Ligands used in chemogenetics could potentially have unknown impacts on other cell receptors and tissues despite being designed to only bind with designer receptors. Additionally, chemical binding takes much more time to turn on or off compared to the femtosecond scale optogenetics operates on. Magnetogenetics is much faster than chemogenetics, but still doesn’t quite reach the same temporal resolution as optogenetics. It can also disrupt electronic devices in the body like pacemakers if the magnetic field is strong enough, as well as potentially inducing unwanted voltages in cells other than the target, although the extent at which these unwanted voltages cause any harmful effect is debatable.
Finally, timing is of the essence in many basic neuroscience studies and clinical applications. If you wanted to use any of these techniques to treat something like cardiac arrhythmia, you would want to inhibit the abnormal heart rhythm as quickly as possible. However, both of these techniques come with the incredible benefit of being almost entirely surgically noninvasive.
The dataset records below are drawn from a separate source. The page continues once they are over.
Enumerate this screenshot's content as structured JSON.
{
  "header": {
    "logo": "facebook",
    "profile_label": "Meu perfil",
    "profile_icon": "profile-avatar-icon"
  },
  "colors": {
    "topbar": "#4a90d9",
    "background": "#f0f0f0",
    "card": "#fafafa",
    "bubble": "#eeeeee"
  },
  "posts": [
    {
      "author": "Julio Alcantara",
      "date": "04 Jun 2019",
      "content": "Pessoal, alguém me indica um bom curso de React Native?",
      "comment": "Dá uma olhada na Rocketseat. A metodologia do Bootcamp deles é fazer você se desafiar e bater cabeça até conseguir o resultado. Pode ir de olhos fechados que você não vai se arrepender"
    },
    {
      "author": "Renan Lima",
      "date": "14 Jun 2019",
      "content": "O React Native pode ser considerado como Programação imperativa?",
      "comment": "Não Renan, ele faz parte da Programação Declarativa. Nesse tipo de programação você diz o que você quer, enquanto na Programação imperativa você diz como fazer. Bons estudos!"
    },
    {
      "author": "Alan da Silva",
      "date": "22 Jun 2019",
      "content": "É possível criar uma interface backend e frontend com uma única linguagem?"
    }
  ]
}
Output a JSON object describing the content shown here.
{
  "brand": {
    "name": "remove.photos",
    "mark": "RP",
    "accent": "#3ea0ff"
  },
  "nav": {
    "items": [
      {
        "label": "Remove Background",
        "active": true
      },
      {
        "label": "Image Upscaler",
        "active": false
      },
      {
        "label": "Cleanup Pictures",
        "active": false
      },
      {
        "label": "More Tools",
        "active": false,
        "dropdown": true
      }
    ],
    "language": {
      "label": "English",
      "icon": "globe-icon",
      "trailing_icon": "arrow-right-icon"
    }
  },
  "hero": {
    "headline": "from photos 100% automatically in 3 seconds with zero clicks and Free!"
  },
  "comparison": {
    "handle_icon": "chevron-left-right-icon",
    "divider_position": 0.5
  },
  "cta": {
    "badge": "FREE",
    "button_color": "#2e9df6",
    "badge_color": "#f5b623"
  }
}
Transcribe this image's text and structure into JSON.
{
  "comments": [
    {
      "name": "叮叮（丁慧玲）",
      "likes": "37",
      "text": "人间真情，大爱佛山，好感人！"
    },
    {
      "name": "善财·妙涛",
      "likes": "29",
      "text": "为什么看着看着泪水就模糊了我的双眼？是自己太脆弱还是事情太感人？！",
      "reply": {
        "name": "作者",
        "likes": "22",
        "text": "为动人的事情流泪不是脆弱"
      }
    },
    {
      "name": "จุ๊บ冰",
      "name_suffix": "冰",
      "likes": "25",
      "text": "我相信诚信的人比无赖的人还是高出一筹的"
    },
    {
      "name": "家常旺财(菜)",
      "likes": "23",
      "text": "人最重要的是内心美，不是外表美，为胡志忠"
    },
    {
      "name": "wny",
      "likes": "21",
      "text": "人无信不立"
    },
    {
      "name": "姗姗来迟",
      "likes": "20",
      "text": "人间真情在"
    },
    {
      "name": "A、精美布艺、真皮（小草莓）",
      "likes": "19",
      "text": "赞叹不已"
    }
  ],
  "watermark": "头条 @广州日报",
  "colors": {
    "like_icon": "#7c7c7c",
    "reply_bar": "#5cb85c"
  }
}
But, the beauty of all of these methods is that none of them exist alone, and the three could be used in different situations where their unique benefits are best suited. For example, optogenetics could be used to reverse neurodegenerative blindness, as light can easily enter the eye so invasive devices wouldn’t be used and a quick temporal response is necessary. Chemogenetics or magnetogenetics could be used in depression treatment, where quick temporal response isn’t as important. I hope to see further development of chemo- and magneto- genetics in addition to optogenetics to fill out our bioengineering toolbox, in order to fully explore the possibilities of neuromodulation.
Overall, I think optogenetics is an important technique that will see widespread clinical applications, especially in the areas where it can be applied least invasively. In combination with other bioengineering techniques, I believe that optogenetics could certainly change the world. It’s just going to take some time.